Madonna e o Cinema - Por André R. Costa

6/19/2010 04:34:00 da manhã 1 Comments

Olá gente!

Sim, ainda estou por aqui, peço que desculpem esta minha ausência contudo a falta de tempo e o trabalho não me têm deixado debruçar com mais dedicação sobre as colunnas aqui do site…Ossos do ofício.

Como já repararam, a colunna insere-se hoje na sétima arte, e a relação que esta tem com Sua Majestade e vice-versa. Irei portanto, abordar um tema e área cada vez mais querida à Rainha: o cinema.

Polivalente como a conhecemos, nunca poderíamos imaginar que Madonna só iria basear a sua carreira em torno da música. Assim, sempre pronta para agarrar novos desafios, Madonna aceita o grande desafio do cinema.

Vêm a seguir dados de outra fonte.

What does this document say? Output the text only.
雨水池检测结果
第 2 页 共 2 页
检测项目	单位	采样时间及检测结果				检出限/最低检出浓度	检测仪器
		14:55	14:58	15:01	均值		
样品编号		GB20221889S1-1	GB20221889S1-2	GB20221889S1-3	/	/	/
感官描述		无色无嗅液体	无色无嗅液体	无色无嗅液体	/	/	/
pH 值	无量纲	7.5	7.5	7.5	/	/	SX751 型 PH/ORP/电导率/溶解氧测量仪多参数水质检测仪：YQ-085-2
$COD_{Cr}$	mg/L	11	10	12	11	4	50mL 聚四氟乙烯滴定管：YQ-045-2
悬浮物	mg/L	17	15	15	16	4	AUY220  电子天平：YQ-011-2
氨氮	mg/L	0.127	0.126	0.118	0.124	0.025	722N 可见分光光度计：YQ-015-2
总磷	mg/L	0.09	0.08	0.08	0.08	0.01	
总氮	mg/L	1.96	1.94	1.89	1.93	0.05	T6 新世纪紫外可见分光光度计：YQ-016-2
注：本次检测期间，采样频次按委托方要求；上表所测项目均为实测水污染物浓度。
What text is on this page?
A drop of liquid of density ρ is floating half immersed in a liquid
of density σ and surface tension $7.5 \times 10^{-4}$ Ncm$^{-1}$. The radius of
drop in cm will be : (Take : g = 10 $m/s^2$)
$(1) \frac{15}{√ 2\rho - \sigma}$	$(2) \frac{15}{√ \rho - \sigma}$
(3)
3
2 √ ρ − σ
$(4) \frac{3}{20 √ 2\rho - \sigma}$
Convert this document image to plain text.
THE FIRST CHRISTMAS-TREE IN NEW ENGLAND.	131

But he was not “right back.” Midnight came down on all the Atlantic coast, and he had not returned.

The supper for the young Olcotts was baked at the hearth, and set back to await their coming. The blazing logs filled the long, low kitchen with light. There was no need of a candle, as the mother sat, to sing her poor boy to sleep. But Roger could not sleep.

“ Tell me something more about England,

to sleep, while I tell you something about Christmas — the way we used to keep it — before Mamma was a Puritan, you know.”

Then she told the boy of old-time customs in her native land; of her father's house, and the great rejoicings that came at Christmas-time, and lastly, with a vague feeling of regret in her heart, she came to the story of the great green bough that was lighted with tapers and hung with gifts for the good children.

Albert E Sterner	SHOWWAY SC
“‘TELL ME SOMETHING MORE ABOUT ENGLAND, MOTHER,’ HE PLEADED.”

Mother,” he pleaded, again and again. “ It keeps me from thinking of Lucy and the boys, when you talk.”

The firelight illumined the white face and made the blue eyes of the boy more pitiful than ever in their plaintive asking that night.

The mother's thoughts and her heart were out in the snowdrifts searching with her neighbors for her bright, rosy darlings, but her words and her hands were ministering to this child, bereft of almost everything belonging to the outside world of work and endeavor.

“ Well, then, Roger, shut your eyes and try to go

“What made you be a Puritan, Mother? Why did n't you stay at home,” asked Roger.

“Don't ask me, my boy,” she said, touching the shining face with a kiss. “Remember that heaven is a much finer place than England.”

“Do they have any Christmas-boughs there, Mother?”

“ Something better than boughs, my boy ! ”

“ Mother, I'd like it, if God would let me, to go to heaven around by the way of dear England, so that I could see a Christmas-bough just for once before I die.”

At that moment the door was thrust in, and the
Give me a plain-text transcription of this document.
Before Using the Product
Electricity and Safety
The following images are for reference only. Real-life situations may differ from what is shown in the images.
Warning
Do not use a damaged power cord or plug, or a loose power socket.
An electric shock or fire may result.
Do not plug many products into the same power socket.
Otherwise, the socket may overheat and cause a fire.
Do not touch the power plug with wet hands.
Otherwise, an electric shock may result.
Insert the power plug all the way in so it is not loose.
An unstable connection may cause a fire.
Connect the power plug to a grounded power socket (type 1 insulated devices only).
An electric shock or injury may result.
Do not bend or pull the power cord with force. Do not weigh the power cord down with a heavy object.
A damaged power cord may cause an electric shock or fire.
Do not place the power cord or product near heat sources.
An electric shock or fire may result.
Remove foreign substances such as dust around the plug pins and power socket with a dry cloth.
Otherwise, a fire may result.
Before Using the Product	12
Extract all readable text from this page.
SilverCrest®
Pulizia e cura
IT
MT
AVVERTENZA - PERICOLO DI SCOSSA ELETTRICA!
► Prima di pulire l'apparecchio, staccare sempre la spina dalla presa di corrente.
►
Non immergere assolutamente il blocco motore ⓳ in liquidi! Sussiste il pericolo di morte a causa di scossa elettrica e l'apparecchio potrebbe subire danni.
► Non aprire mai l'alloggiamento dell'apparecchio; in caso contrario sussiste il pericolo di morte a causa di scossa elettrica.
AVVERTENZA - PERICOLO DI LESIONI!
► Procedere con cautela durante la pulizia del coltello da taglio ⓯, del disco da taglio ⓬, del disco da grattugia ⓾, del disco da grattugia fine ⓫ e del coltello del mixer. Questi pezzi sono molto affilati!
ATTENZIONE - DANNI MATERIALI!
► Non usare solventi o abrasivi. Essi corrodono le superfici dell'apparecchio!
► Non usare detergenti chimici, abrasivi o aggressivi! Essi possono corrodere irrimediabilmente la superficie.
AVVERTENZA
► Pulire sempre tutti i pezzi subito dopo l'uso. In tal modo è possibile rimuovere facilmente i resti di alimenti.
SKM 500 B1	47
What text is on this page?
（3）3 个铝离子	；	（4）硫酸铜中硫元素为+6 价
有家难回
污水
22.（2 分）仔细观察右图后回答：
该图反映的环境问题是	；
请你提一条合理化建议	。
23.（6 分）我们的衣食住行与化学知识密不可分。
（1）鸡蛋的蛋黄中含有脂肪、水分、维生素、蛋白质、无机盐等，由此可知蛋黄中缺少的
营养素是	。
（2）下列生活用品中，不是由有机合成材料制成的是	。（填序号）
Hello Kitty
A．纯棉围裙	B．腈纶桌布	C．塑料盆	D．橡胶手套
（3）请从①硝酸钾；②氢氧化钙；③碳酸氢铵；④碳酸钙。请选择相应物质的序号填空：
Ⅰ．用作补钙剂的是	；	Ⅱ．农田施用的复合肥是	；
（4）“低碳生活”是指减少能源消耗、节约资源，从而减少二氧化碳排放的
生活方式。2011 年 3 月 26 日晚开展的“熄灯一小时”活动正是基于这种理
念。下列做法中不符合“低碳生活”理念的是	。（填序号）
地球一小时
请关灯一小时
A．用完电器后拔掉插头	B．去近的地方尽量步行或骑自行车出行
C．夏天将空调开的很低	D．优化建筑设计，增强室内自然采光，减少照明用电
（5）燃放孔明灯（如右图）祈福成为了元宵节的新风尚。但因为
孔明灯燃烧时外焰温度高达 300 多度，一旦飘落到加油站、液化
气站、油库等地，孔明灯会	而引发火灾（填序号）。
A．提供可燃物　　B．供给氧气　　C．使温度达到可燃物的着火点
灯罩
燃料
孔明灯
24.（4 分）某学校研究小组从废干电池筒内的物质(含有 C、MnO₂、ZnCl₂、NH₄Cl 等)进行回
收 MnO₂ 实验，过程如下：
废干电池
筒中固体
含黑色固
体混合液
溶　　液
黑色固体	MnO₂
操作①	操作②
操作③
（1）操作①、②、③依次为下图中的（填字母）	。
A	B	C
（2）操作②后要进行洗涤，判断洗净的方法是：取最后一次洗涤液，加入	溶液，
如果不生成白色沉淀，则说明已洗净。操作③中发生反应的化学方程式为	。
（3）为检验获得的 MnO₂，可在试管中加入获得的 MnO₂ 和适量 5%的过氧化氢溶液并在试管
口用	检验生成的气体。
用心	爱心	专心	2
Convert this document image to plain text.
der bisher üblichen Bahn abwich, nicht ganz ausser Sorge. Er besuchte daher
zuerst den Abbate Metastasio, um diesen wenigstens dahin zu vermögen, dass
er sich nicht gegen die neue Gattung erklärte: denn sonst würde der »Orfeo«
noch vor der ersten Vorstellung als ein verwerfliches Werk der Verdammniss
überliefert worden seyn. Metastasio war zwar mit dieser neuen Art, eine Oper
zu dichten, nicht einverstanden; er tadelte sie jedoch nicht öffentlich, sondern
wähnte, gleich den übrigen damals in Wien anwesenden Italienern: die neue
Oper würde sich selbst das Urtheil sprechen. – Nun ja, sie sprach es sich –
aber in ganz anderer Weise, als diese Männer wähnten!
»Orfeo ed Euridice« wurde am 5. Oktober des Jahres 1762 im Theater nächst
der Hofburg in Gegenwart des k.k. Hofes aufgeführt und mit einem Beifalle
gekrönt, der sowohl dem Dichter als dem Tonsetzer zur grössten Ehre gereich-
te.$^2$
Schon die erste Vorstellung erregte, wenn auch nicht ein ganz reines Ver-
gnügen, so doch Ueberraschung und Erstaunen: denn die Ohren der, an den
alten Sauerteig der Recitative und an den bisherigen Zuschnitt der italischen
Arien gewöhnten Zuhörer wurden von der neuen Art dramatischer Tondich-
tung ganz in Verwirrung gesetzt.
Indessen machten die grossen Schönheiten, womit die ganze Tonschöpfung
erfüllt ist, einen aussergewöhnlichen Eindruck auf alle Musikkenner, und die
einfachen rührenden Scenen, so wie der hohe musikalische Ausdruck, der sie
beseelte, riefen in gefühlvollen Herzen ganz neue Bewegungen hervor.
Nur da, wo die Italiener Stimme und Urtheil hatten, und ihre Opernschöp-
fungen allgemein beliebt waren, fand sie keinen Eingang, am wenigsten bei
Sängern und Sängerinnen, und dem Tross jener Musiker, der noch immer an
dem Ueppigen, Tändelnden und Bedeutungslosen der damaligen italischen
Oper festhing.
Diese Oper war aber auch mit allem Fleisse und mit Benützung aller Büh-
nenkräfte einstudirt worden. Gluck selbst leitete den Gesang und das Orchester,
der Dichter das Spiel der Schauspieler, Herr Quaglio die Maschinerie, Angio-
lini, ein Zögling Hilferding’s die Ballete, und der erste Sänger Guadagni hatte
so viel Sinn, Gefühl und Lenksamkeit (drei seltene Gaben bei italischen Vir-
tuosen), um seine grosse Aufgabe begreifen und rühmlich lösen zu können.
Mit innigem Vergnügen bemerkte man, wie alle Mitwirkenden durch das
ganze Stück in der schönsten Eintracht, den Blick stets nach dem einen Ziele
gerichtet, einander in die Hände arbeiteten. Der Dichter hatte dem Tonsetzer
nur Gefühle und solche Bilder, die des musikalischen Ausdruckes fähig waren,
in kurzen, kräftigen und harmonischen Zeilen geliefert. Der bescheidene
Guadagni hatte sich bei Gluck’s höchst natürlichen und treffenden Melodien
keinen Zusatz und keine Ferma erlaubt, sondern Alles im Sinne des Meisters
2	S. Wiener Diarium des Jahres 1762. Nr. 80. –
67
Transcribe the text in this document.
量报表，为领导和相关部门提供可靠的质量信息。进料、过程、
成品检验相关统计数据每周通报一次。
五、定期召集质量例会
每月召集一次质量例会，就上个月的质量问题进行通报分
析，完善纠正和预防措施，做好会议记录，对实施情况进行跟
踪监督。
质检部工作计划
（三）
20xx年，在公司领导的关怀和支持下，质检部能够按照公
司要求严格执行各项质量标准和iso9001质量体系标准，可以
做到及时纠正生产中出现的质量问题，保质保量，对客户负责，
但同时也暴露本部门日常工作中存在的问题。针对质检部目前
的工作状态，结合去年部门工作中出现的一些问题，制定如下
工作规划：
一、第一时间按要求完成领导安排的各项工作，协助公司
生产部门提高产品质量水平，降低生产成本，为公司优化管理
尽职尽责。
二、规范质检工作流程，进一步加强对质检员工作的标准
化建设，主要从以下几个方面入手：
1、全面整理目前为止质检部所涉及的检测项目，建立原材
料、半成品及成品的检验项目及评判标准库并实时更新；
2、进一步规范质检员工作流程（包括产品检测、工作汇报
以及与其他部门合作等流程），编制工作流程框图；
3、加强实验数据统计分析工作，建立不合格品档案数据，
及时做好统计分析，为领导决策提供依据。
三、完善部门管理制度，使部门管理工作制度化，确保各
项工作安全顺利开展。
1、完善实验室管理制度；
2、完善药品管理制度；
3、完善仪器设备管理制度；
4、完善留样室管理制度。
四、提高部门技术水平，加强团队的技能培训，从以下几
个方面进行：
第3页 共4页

Tudo começa em 1985 com uma pequena presença no filme Vision Quest, contudo a sua presença é muito mais notória na comédia Desperately Seeking Susan, onde Madonna interpreta (como não poderia deixar de ser) uma rapariga rebelde, e audaz. Apesar de não interpretar o papel principal, este foi visto por muitos como uma boa acção de marketing para promover o filme. “Into The Groove” faz parte da trilha sonora do filme, e com ele consegue o seu primeiro Top 1 no Reino Unido. Apesar de não ter tido um sucesso vincado, o filme acabaria por ser falado em todo o mundo pela simples presença da Rainha. Apesar de tudo, a longa metragem, acabaria por ser nomeada para o César do Melhor Filme Estrangeiro, e a própria crítica do NYTimes considerou-o como um dos melhores filmes de 85.


Já em 1986, mais apagada visualmente da grande tela, Madonna fez uma pequena aparição no filme Shangai Surprise, e inicia a sua incursão no mundo do teatro na área de produção em peças, onde o seu marido Sean Penn também estava presente.

Em termos musicais a presença de músicas de Madonna eram uma constante nos filmes dos finais da década de 80. Madonna participa em “Who’s That Girl” filme no qual entram quatro músicas originais da Rainha, da qual destaco “Causing a Commotion”.
Após uma pequena paragem, Madonna regressa ao cinema em 1990, no filme Dick Tracy onde interpretou o papel de “Breathless” (tradução complicada em português!), para o qual lançou a banda sonora do filme “I’m Breathless” que incluia hits como Vogue ou Sooner or Later.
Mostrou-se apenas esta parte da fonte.